Evliya Çelebi'nin bildirdiğine göre Romanya ve Macaristan'da toplam 873 eser vardı. Bunlardan dört kaplıca, iki türbe, Pecs ve Sigetvar'da kiliseye çevrilmiş dört cami kalıntısı Sikloş'da ev haline sokulan pek harap kubbeli bir cami, Eğri (Eğer, Erlau)'de ve Hamza Bey Palankası (Eresi)'nda ve Bu-din'in 20 km güneyinde (Erd)'de çıplak birer minare olarak ancak 13 eser kalmıştır ki, nispeti yüzde bir buçuktan bile azdır.
Diğer Balkan devletleri, Yugoslavya, Bulgaristan, kısmen Yunanistan ve Arnavutluktaki eserler için, Evliya Çelebi Seyahatname'sinden başka kaynaklar vardır. XVIII. yüzyıldan başlayan vakıf, tapu tahrir defterleri, salnamelerden başka, Yugoslavya için zengin, diğer yerler için perakende yayınlar vardır. Ekrem Hakkı Ayverdi, zahmetli çalışmaları ile iki cilt halinde toplayıp baskıya hazırladığı Yugoslavya'daki eserlerin sayısını, 7-8 bin olarak tahmin etmektedir. Bu Romanya ve Macaristan'daki eserlerin 9-10 misline varacaktır. Bulgaristan, Yunanistan ve Arnavutluk'taki eserlerin toplamı 5-6 bin olarak alınırsa, imparatorluğun Avrupa kısmında 13-14 bin eser yapıldığı tahmin edilebilir. Roma imparatorluğumdan çok daha zengin bir mimari tablo, imparatorluğun manevi birliğini sağlamakta önemli rol oynamıştır.

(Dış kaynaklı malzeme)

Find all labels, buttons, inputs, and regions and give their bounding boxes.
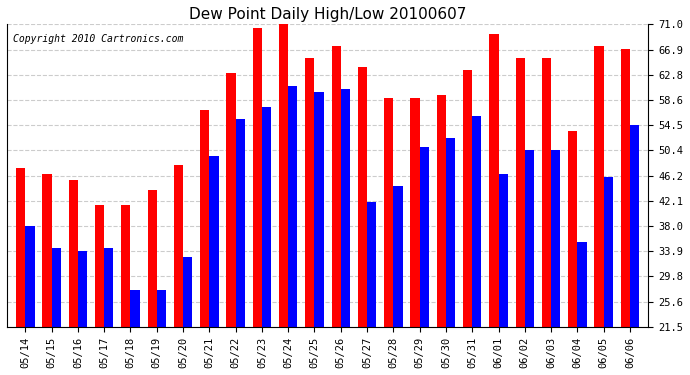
Bar [621, 49, 630, 375]
Bar [209, 156, 219, 375]
Bar [226, 74, 236, 375]
Bar [420, 147, 429, 375]
Bar [78, 251, 87, 375]
Bar [148, 189, 157, 375]
Bar [279, 18, 288, 375]
Bar [358, 67, 367, 375]
Bar [332, 46, 341, 375]
Bar [604, 177, 613, 375]
Bar [542, 58, 551, 375]
Bar [288, 86, 297, 375]
Bar [578, 242, 586, 375]
Bar [95, 205, 104, 375]
Bar [315, 92, 324, 375]
Title: Dew Point Daily High/Low 20100607: Dew Point Daily High/Low 20100607 [189, 7, 466, 22]
Bar [446, 138, 455, 375]
Bar [305, 58, 315, 375]
Bar [104, 248, 113, 375]
Bar [489, 34, 498, 375]
Bar [367, 202, 376, 375]
Text: Copyright 2010 Cartronics.com: Copyright 2010 Cartronics.com [13, 34, 184, 44]
Bar [630, 125, 639, 375]
Bar [26, 226, 34, 375]
Bar [16, 168, 26, 375]
Bar [515, 58, 525, 375]
Bar [472, 116, 482, 375]
Bar [52, 248, 61, 375]
Bar [183, 257, 193, 375]
Bar [568, 132, 578, 375]
Bar [157, 290, 166, 375]
Bar [121, 205, 130, 375]
Bar [174, 165, 183, 375]
Bar [551, 150, 560, 375]
Bar [384, 98, 393, 375]
Bar [411, 98, 420, 375]
Bar [236, 119, 245, 375]
Bar [525, 150, 534, 375]
Bar [130, 290, 139, 375]
Bar [69, 180, 78, 375]
Bar [253, 27, 262, 375]
Bar [498, 174, 508, 375]
Bar [463, 70, 472, 375]
Bar [393, 186, 402, 375]
Bar [200, 110, 209, 375]
Bar [42, 174, 52, 375]
Bar [437, 95, 446, 375]
Bar [262, 107, 271, 375]
Bar [341, 88, 350, 375]
Bar [595, 46, 604, 375]
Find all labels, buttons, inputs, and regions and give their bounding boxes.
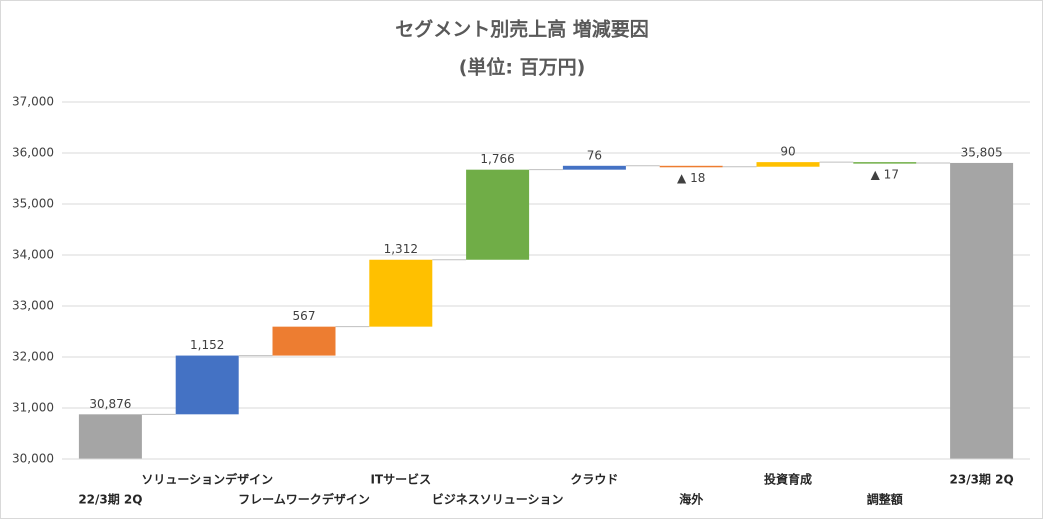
bar (756, 162, 820, 167)
y-tick-label: 33,000 (12, 299, 54, 313)
bar (272, 326, 336, 356)
x-tick-label: フレームワークデザイン (238, 492, 370, 507)
data-label: 90 (780, 145, 795, 159)
chart-title: セグメント別売上高 増減要因 (395, 18, 649, 41)
data-label: 567 (293, 309, 316, 323)
x-tick-label: ビジネスソリューション (432, 492, 564, 507)
x-tick-label: 22/3期 2Q (78, 492, 142, 507)
data-label: 76 (587, 148, 602, 162)
x-tick-label: 調整額 (867, 492, 903, 507)
chart-subtitle: (単位: 百万円) (459, 56, 586, 79)
data-label: 30,876 (89, 397, 131, 411)
bar (950, 162, 1014, 459)
y-tick-label: 31,000 (12, 401, 54, 415)
data-label: ▲ 18 (677, 171, 705, 185)
y-tick-label: 35,000 (12, 197, 54, 211)
x-tick-label: 投資育成 (764, 472, 812, 487)
y-tick-label: 34,000 (12, 248, 54, 262)
x-tick-label: ソリューションデザイン (141, 472, 273, 487)
data-label: 35,805 (961, 145, 1003, 159)
data-label: ▲ 17 (871, 167, 899, 181)
bar (369, 259, 433, 327)
x-tick-label: 23/3期 2Q (950, 472, 1014, 487)
data-label: 1,766 (480, 152, 514, 166)
bar (562, 165, 626, 170)
bar (78, 414, 142, 459)
bar (175, 355, 239, 415)
x-tick-label: 海外 (679, 492, 703, 507)
y-tick-label: 37,000 (12, 95, 54, 109)
bar (853, 162, 917, 164)
y-tick-label: 32,000 (12, 350, 54, 364)
x-tick-label: クラウド (570, 473, 618, 487)
x-tick-label: ITサービス (370, 472, 431, 487)
bar (659, 165, 723, 168)
y-tick-label: 36,000 (12, 146, 54, 160)
data-label: 1,152 (190, 338, 224, 352)
data-label: 1,312 (384, 242, 418, 256)
y-tick-label: 30,000 (12, 452, 54, 466)
bar (466, 169, 530, 260)
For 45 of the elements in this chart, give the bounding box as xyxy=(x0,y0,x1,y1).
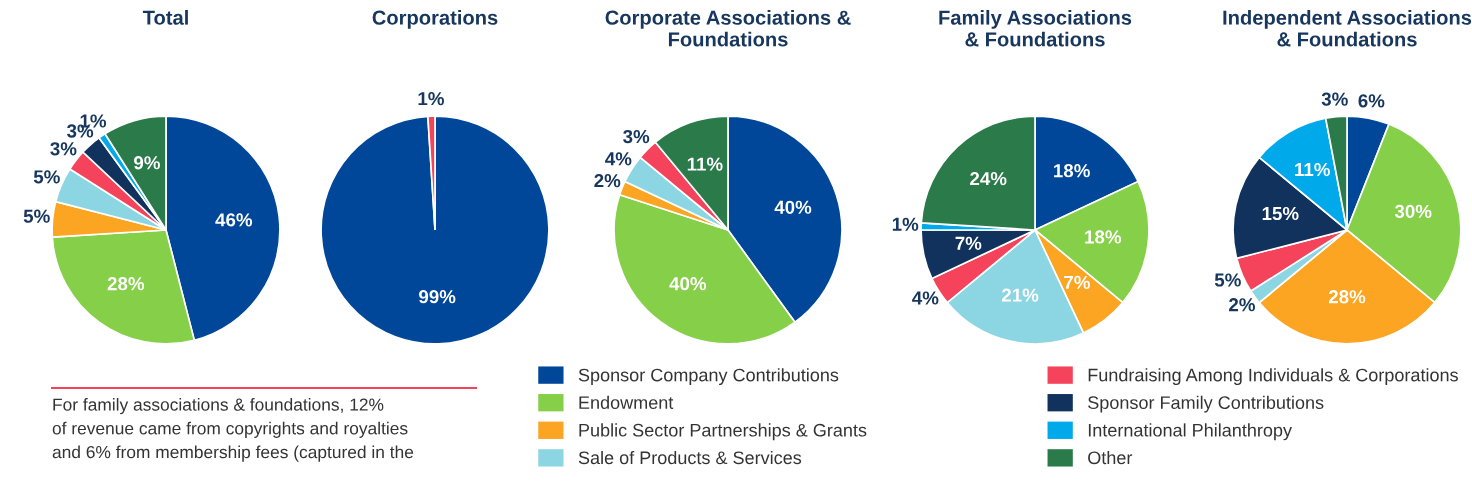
data-label: 3% xyxy=(1321,92,1348,106)
data-label: 7% xyxy=(1064,275,1090,289)
chart-title: Family Associations & Foundations xyxy=(939,10,1132,47)
legend-label: Sale of Products & Services xyxy=(578,450,802,465)
data-label: 3% xyxy=(623,129,650,144)
data-label: 40% xyxy=(774,200,812,214)
data-label: 24% xyxy=(970,171,1007,186)
data-label: 7% xyxy=(955,236,982,250)
data-label: 21% xyxy=(1001,288,1039,302)
legend-label: Endowment xyxy=(579,395,674,410)
data-label: 18% xyxy=(1054,164,1090,178)
data-label: 40% xyxy=(669,277,707,291)
data-label: 1% xyxy=(418,92,444,106)
data-label: 9% xyxy=(134,156,160,170)
data-label: 5% xyxy=(1214,273,1241,287)
legend-label: Fundraising Among Individuals & Corporations xyxy=(1088,368,1458,386)
legend-label: Sponsor Company Contributions xyxy=(578,368,839,386)
data-label: 11% xyxy=(687,157,723,171)
data-label: 46% xyxy=(215,213,253,227)
pie-slice xyxy=(320,115,550,345)
data-label: 5% xyxy=(23,209,50,223)
data-label: 6% xyxy=(1358,94,1385,108)
data-label: 2% xyxy=(594,173,621,188)
data-label: 99% xyxy=(419,290,456,304)
text: For family associations & foundations, 12% of revenue came from copyrights and royalties and 6% from membership fees (captured in the xyxy=(52,398,414,462)
data-label: 3% xyxy=(50,142,77,156)
chart-title: Corporations xyxy=(372,10,498,29)
legend-label: Public Sector Partnerships & Grants xyxy=(579,423,867,441)
data-label: 4% xyxy=(912,291,939,305)
chart-title: Corporate Associations & Foundations xyxy=(605,10,851,47)
data-label: 1% xyxy=(892,217,919,231)
data-label: 11% xyxy=(1295,162,1330,177)
legend-label: Sponsor Family Contributions xyxy=(1088,395,1324,413)
data-label: 15% xyxy=(1262,206,1299,221)
data-label: 28% xyxy=(107,277,145,291)
data-label: 2% xyxy=(1229,298,1255,312)
data-label: 28% xyxy=(1328,290,1366,304)
legend-label: International Philanthropy xyxy=(1088,423,1292,441)
data-label: 4% xyxy=(605,152,632,166)
legend-label: Other xyxy=(1088,450,1133,465)
data-label: 18% xyxy=(1085,230,1122,244)
data-label: 5% xyxy=(33,170,60,184)
chart-title: Total xyxy=(142,10,188,25)
data-label: 30% xyxy=(1394,204,1432,219)
chart-title: Independent Associations & Foundations xyxy=(1223,10,1472,47)
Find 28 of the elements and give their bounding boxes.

Gazi Hünkâr Murad Hüdavendigâr'ın 1364'te fethettiği Filibe'de, fetihten hemen sonra yaptırdığı Hüdavendigâr Camii, en erken tarihli eserlerden biridir. 8.50 m çapında, üç kubbeli geniş orta nef, 6 m genişliğinde üçer çapraz tonozlu dar yan netlerle aynı yıllardan Bursa Şehadet Camii plânının uzatılmasından meydana gelen çok kubbeli bir camidir. Filibe'de Evliya Çelebi'nin adını verdiği 53 camiden yalnız bu cami ile Şehabeddin Paşa Camii kalmıştır.